Désormais, la future médecin publie quotidiennement ; une activité qui lui permet de gagner sa vie à côté de ses études. "Mon conjoint [dont elle préfère taire le métier, NDLR] fait déjà énormément d'heures supp', ce qui nous permet de vivre confortablement", indique Mélanie, qui précise n'avoir activé la rémunération sur ses réseaux sociaux qu'en septembre dernier. "Au début, je n'étais pas du tout pour ", glisse-t-elle, ajoutant : "Les réseaux, c'est quand même très éphémère, et ce n'est pas quelque chose sur lequel je compterai toute ma vie."
"Je ne pourrai pas prendre ma fille avec moi" l'année prochaine
Car, pour la jeune mère, l'objectif principal reste de devenir médecin. Elle a franchi une première étape en étant acceptée en deuxième année de médecine, qu'elle débutera à la rentrée à Nice. Mélanie sait d'ores et déjà qu'elle ne pourra, cette fois, pas emmener sa fille à la fac. "J'ai discuté avec des étudiants qui m'ont dit qu'il n'y avait pas beaucoup de cours obligatoires, il n'y en a que trois ou quatre dans le semestre en présentiel, mais ce sont des TP [travaux pratiques], donc je sais que je ne pourrai pas prendre ma fille avec moi. Ce sera rédhibitoire." Elle prévoit donc de la laisser ponctuellement à sa mère et envisage de réserver "une ou deux matinées" en crèche par semaine. "Je suis peut-être un peu en retard pour les crèches", avoue-t-elle.
Pour les années suivantes, la jeune femme n'essaye de pas trop anticiper.
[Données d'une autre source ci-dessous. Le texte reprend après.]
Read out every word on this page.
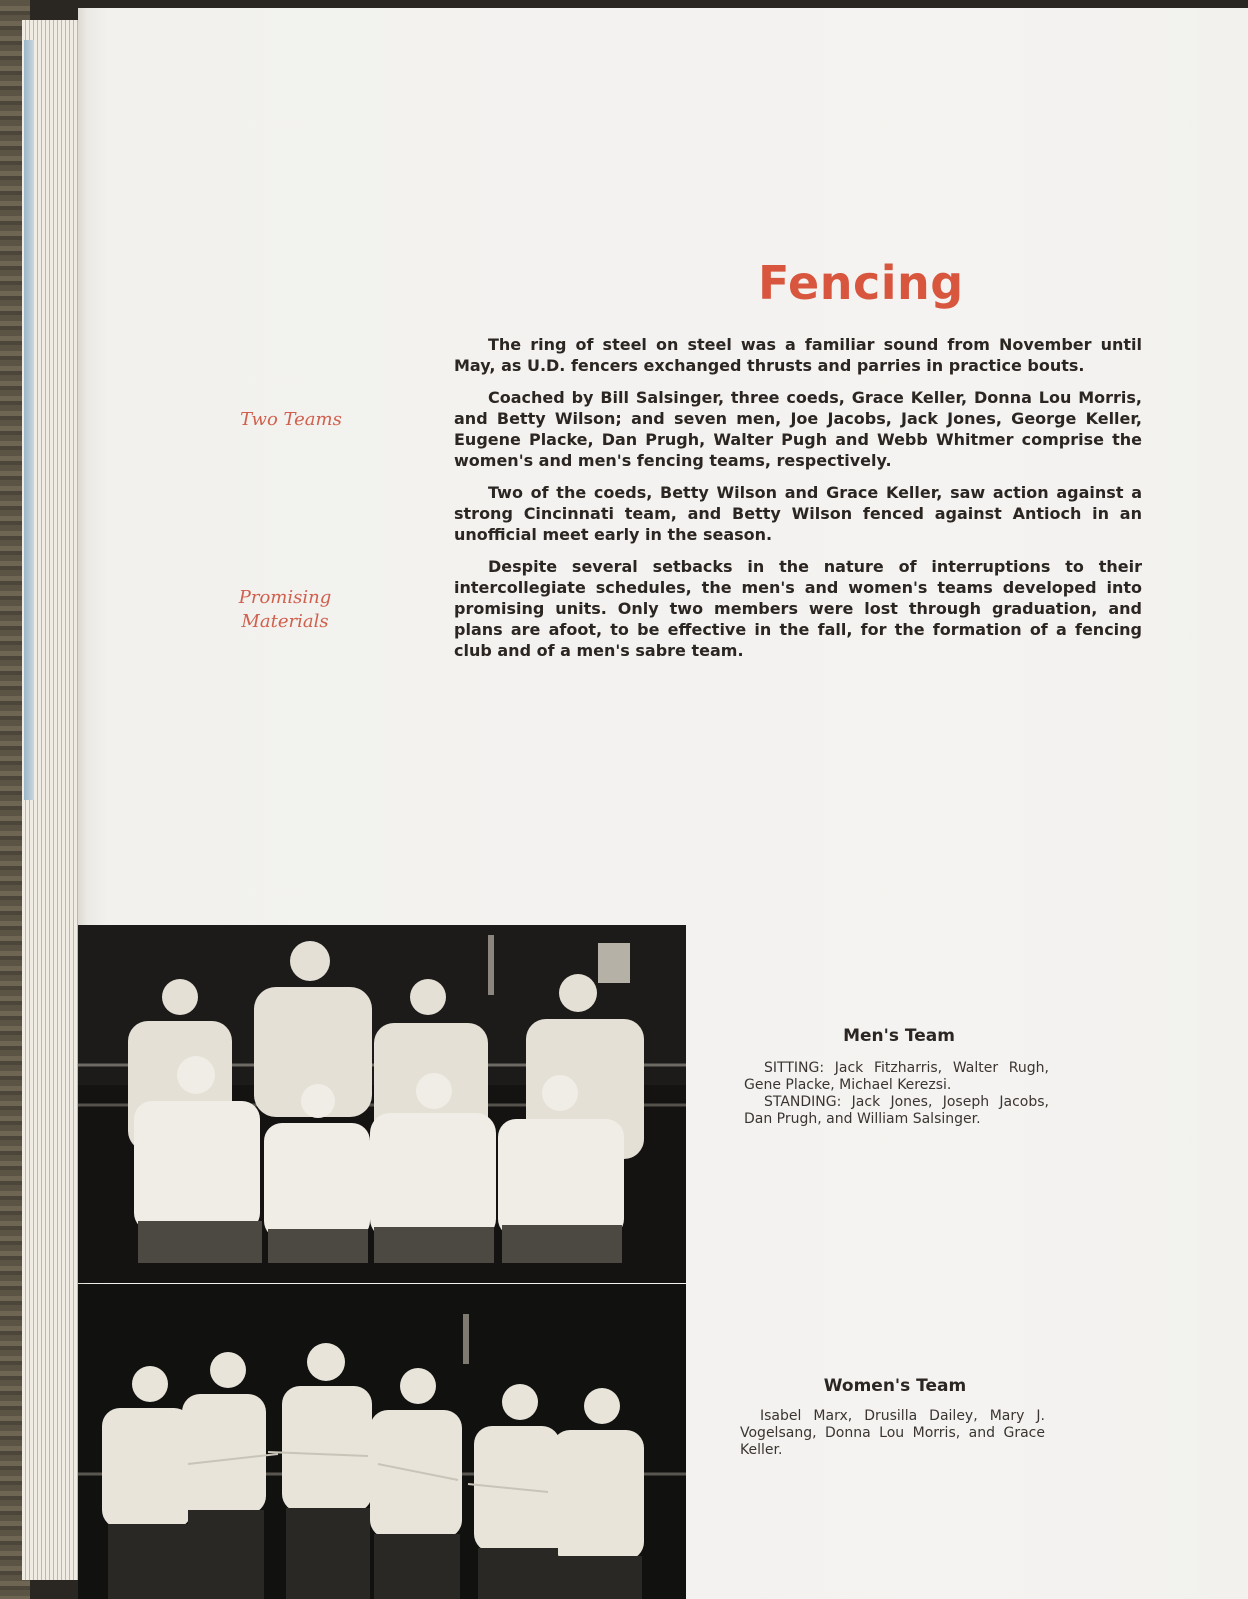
Fencing
Two Teams
Promising
Materials

The ring of steel on steel was a familiar sound from November until May, as U.D. fencers exchanged thrusts and parries in practice bouts.

Coached by Bill Salsinger, three coeds, Grace Keller, Donna Lou Morris, and Betty Wilson; and seven men, Joe Jacobs, Jack Jones, George Keller, Eugene Placke, Dan Prugh, Walter Pugh and Webb Whitmer comprise the women's and men's fencing teams, respectively.

Two of the coeds, Betty Wilson and Grace Keller, saw action against a strong Cincinnati team, and Betty Wilson fenced against Antioch in an unofficial meet early in the season.

Despite several setbacks in the nature of interruptions to their intercollegiate schedules, the men's and women's teams developed into promising units. Only two members were lost through graduation, and plans are afoot, to be effective in the fall, for the formation of a fencing club and of a men's sabre team.

Men's Team

SITTING: Jack Fitzharris, Walter Rugh, Gene Placke, Michael Kerezsi.

STANDING: Jack Jones, Joseph Jacobs, Dan Prugh, and William Salsinger.

Women's Team

Isabel Marx, Drusilla Dailey, Mary J. Vogelsang, Donna Lou Morris, and Grace Keller.
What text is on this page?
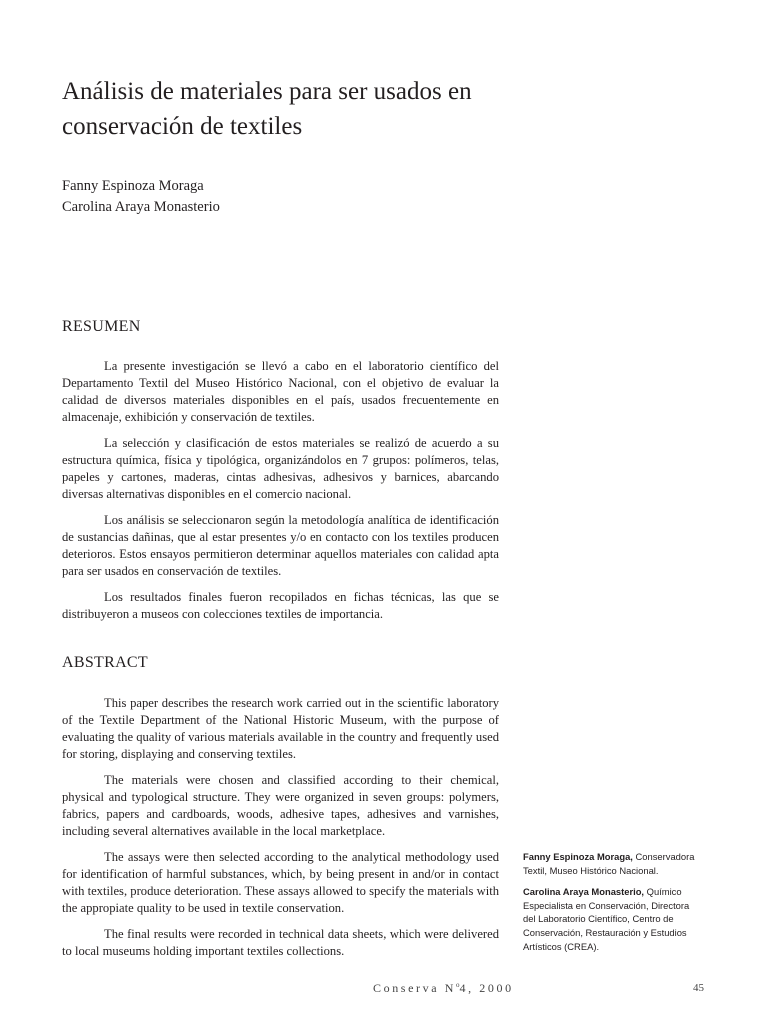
Análisis de materiales para ser usados en conservación de textiles
Fanny Espinoza Moraga
Carolina Araya Monasterio
RESUMEN

La presente investigación se llevó a cabo en el laboratorio científico del Departamento Textil del Museo Histórico Nacional, con el objetivo de evaluar la calidad de diversos materiales disponibles en el país, usados frecuentemente en almacenaje, exhibición y conservación de textiles.

La selección y clasificación de estos materiales se realizó de acuerdo a su estructura química, física y tipológica, organizándolos en 7 grupos: polímeros, telas, papeles y cartones, maderas, cintas adhesivas, adhesivos y barnices, abarcando diversas alternativas disponibles en el comercio nacional.

Los análisis se seleccionaron según la metodología analítica de identificación de sustancias dañinas, que al estar presentes y/o en contacto con los textiles producen deterioros. Estos ensayos permitieron determinar aquellos materiales con calidad apta para ser usados en conservación de textiles.

Los resultados finales fueron recopilados en fichas técnicas, las que se distribuyeron a museos con colecciones textiles de importancia.

ABSTRACT

This paper describes the research work carried out in the scientific laboratory of the Textile Department of the National Historic Museum, with the purpose of evaluating the quality of various materials available in the country and frequently used for storing, displaying and conserving textiles.

The materials were chosen and classified according to their chemical, physical and typological structure. They were organized in seven groups: polymers, fabrics, papers and cardboards, woods, adhesive tapes, adhesives and varnishes, including several alternatives available in the local marketplace.

The assays were then selected according to the analytical methodology used for identification of harmful substances, which, by being present in and/or in contact with textiles, produce deterioration. These assays allowed to specify the materials with the appropiate quality to be used in textile conservation.

The final results were recorded in technical data sheets, which were delivered to local museums holding important textiles collections.

Fanny Espinoza Moraga, Conservadora Textil, Museo Histórico Nacional.

Carolina Araya Monasterio, Químico Especialista en Conservación, Directora del Laboratorio Científico, Centro de Conservación, Restauración y Estudios Artísticos (CREA).

Conserva $N^o4$, 2000	45
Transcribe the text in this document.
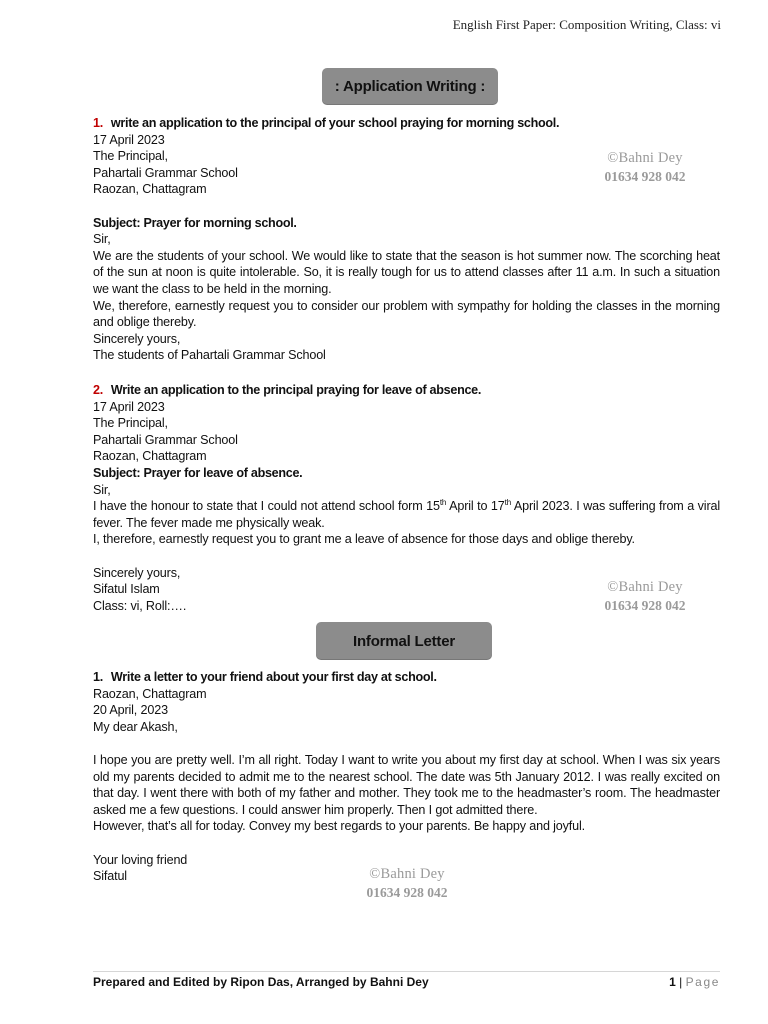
English First Paper: Composition Writing, Class: vi
: Application Writing :
1. write an application to the principal of your school praying for morning school.
17 April 2023
The Principal,
Pahartali Grammar School
Raozan, Chattagram
Subject: Prayer for morning school.
Sir,
We are the students of your school. We would like to state that the season is hot summer now. The scorching heat of the sun at noon is quite intolerable. So, it is really tough for us to attend classes after 11 a.m. In such a situation we want the class to be held in the morning.
We, therefore, earnestly request you to consider our problem with sympathy for holding the classes in the morning and oblige thereby.
Sincerely yours,
The students of Pahartali Grammar School
©Bahni Dey
01634 928 042
2. Write an application to the principal praying for leave of absence.
17 April 2023
The Principal,
Pahartali Grammar School
Raozan, Chattagram
Subject: Prayer for leave of absence.
Sir,
I have the honour to state that I could not attend school form 15th April to 17th April 2023. I was suffering from a viral fever. The fever made me physically weak.
I, therefore, earnestly request you to grant me a leave of absence for those days and oblige thereby.
Sincerely yours,
Sifatul Islam
Class: vi, Roll:….
©Bahni Dey
01634 928 042
Informal Letter
1. Write a letter to your friend about your first day at school.
Raozan, Chattagram
20 April, 2023
My dear Akash,
I hope you are pretty well. I’m all right. Today I want to write you about my first day at school. When I was six years old my parents decided to admit me to the nearest school. The date was 5th January 2012. I was really excited on that day. I went there with both of my father and mother. They took me to the headmaster’s room. The headmaster asked me a few questions. I could answer him properly. Then I got admitted there.
However, that’s all for today. Convey my best regards to your parents. Be happy and joyful.
Your loving friend
Sifatul	©Bahni Dey
01634 928 042
Prepared and Edited by Ripon Das, Arranged by Bahni Dey	1 | Page
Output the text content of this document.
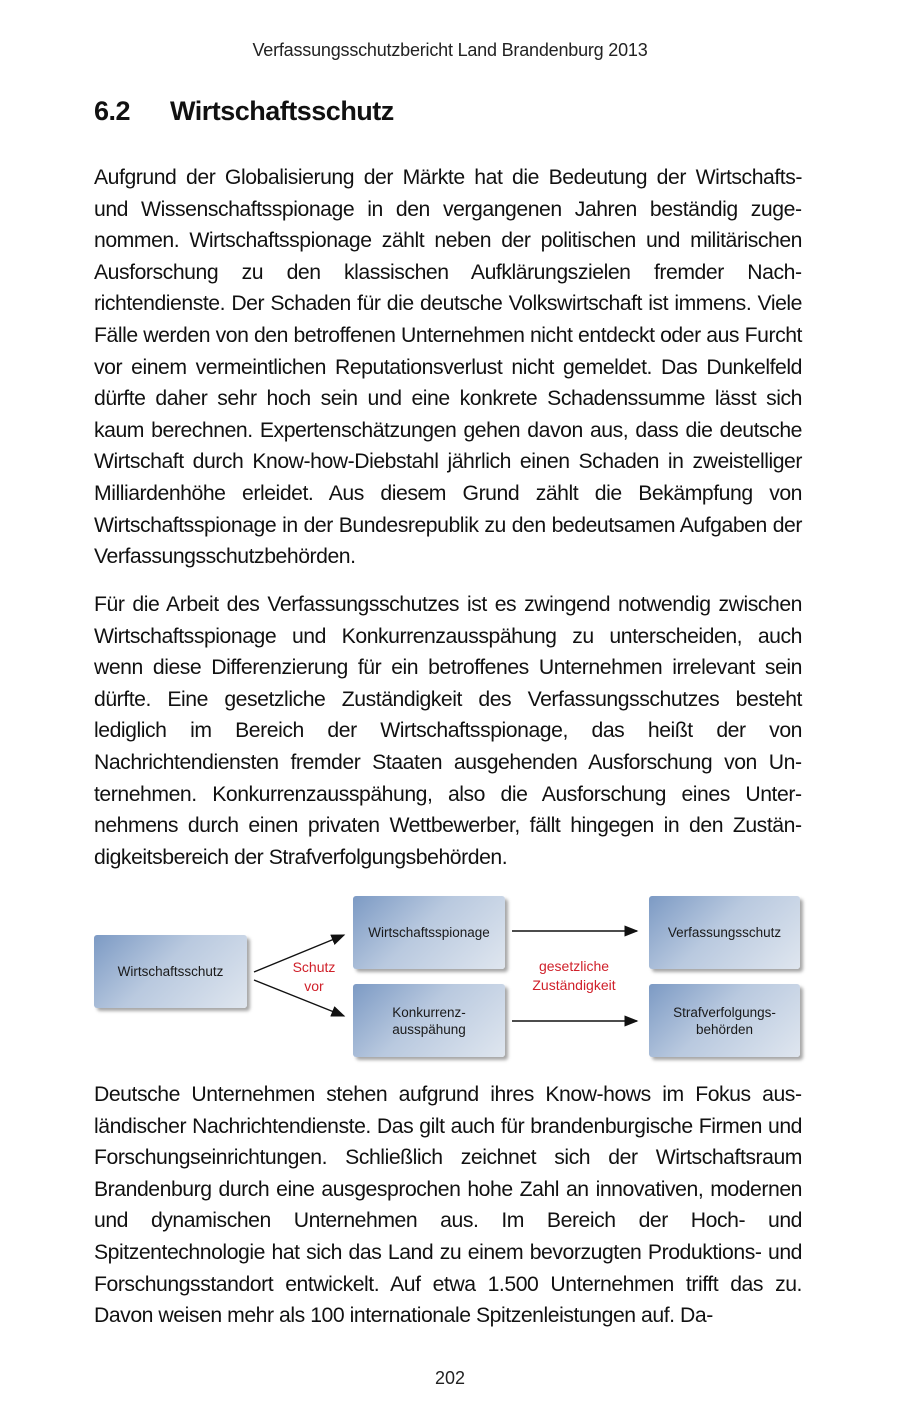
Verfassungsschutzbericht Land Brandenburg 2013
6.2 Wirtschaftsschutz
Aufgrund der Globalisierung der Märkte hat die Bedeutung der Wirtschafts- und Wissenschaftsspionage in den vergangenen Jahren beständig zugenommen. Wirtschaftsspionage zählt neben der politischen und militärischen Ausforschung zu den klassischen Aufklärungszielen fremder Nachrichtendienste. Der Schaden für die deutsche Volkswirtschaft ist immens. Viele Fälle werden von den betroffenen Unternehmen nicht entdeckt oder aus Furcht vor einem vermeintlichen Reputationsverlust nicht gemeldet. Das Dunkelfeld dürfte daher sehr hoch sein und eine konkrete Schadenssumme lässt sich kaum berechnen. Expertenschätzungen gehen davon aus, dass die deutsche Wirtschaft durch Know-how-Diebstahl jährlich einen Schaden in zweistelliger Milliardenhöhe erleidet. Aus diesem Grund zählt die Bekämpfung von Wirtschaftsspionage in der Bundesrepublik zu den bedeutsamen Aufgaben der Verfassungsschutzbehörden.
Für die Arbeit des Verfassungsschutzes ist es zwingend notwendig zwischen Wirtschaftsspionage und Konkurrenzausspähung zu unterscheiden, auch wenn diese Differenzierung für ein betroffenes Unternehmen irrelevant sein dürfte. Eine gesetzliche Zuständigkeit des Verfassungsschutzes besteht lediglich im Bereich der Wirtschaftsspionage, das heißt der von Nachrichtendiensten fremder Staaten ausgehenden Ausforschung von Unternehmen. Konkurrenzausspähung, also die Ausforschung eines Unternehmens durch einen privaten Wettbewerber, fällt hingegen in den Zuständigkeitsbereich der Strafverfolgungsbehörden.
Wirtschaftsschutz	Schutz
vor
Wirtschaftsspionage
Konkurrenz-
ausspähung
gesetzliche
Zuständigkeit
Verfassungsschutz
Strafverfolgungs-
behörden
Deutsche Unternehmen stehen aufgrund ihres Know-hows im Fokus ausländischer Nachrichtendienste. Das gilt auch für brandenburgische Firmen und Forschungseinrichtungen. Schließlich zeichnet sich der Wirtschaftsraum Brandenburg durch eine ausgesprochen hohe Zahl an innovativen, modernen und dynamischen Unternehmen aus. Im Bereich der Hoch- und Spitzentechnologie hat sich das Land zu einem bevorzugten Produktions- und Forschungsstandort entwickelt. Auf etwa 1.500 Unternehmen trifft das zu. Davon weisen mehr als 100 internationale Spitzenleistungen auf. Da-
202
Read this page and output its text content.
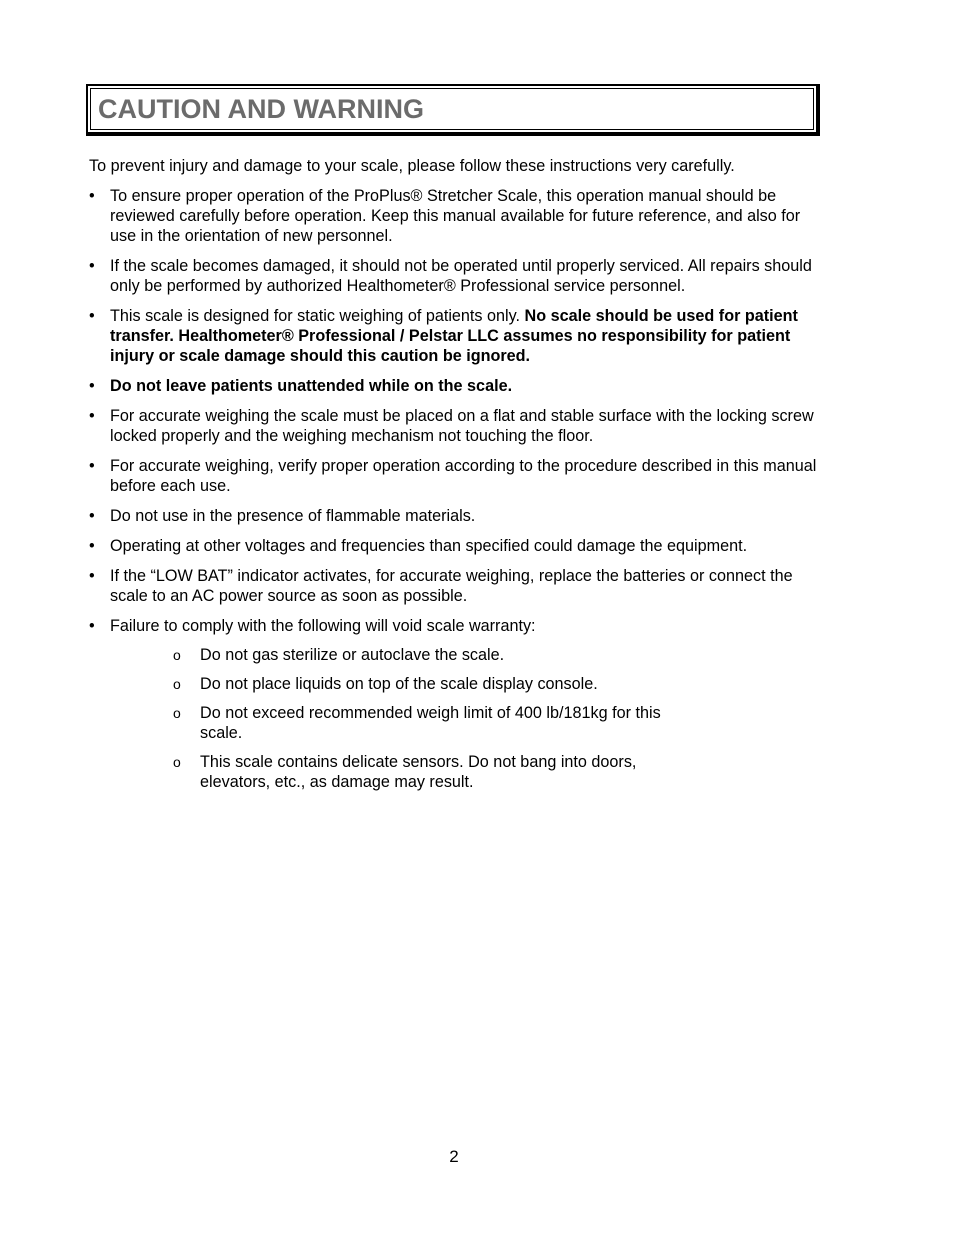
CAUTION AND WARNING

To prevent injury and damage to your scale, please follow these instructions very carefully.

• To ensure proper operation of the ProPlus® Stretcher Scale, this operation manual should be reviewed carefully before operation. Keep this manual available for future reference, and also for use in the orientation of new personnel.
• If the scale becomes damaged, it should not be operated until properly serviced. All repairs should only be performed by authorized Healthometer® Professional service personnel.
• This scale is designed for static weighing of patients only. No scale should be used for patient transfer. Healthometer® Professional / Pelstar LLC assumes no responsibility for patient injury or scale damage should this caution be ignored.
• Do not leave patients unattended while on the scale.
• For accurate weighing the scale must be placed on a flat and stable surface with the locking screw locked properly and the weighing mechanism not touching the floor.
• For accurate weighing, verify proper operation according to the procedure described in this manual before each use.
• Do not use in the presence of flammable materials.
• Operating at other voltages and frequencies than specified could damage the equipment.
• If the “LOW BAT” indicator activates, for accurate weighing, replace the batteries or connect the scale to an AC power source as soon as possible.
• Failure to comply with the following will void scale warranty:
o Do not gas sterilize or autoclave the scale.
o Do not place liquids on top of the scale display console.
o Do not exceed recommended weigh limit of 400 lb/181kg for this scale.
o This scale contains delicate sensors. Do not bang into doors, elevators, etc., as damage may result.
2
Et c'est le même état d'esprit qu'elle applique pour sa future spécialité. "Il y a des spés que je suis certaine de ne pas vouloir : la cardiologie, la neurologie et la dermatologie", tranche-t-elle. "Par contre, il y a beaucoup de spés qui me plaisent. Mon rêve de petite fille était de faire de la chirurgie pédiatrique, mais en grandissant je me suis ouverte à d'autres voies. Je me suis rendu compte qu'il n'y avait pas que ça dans la vie." "Je suis aussi réaliste par rapport au fait qu'aux EDN, on n'a pas tout ce que l'on veut, ajoute-t-elle, calmement. Surtout avec un bébé, c'est encore plus compliqué. Donc je ne me prendrai pas la tête."
Et pour sa fille, certainement l'une des plus jeunes à avoir mis les pieds dans une faculté, "je serais très fière si elle suit la voie" de la médecine, rit Mélanie. "Après bien sûr, si elle ne devient pas médecin, je ne lui en voudrais pas", glisse-t-elle. Mais "pour moi, c'est aussi comme ça qu'on créé des vocations. Maintenant, elle va être entourée dans ce domaine".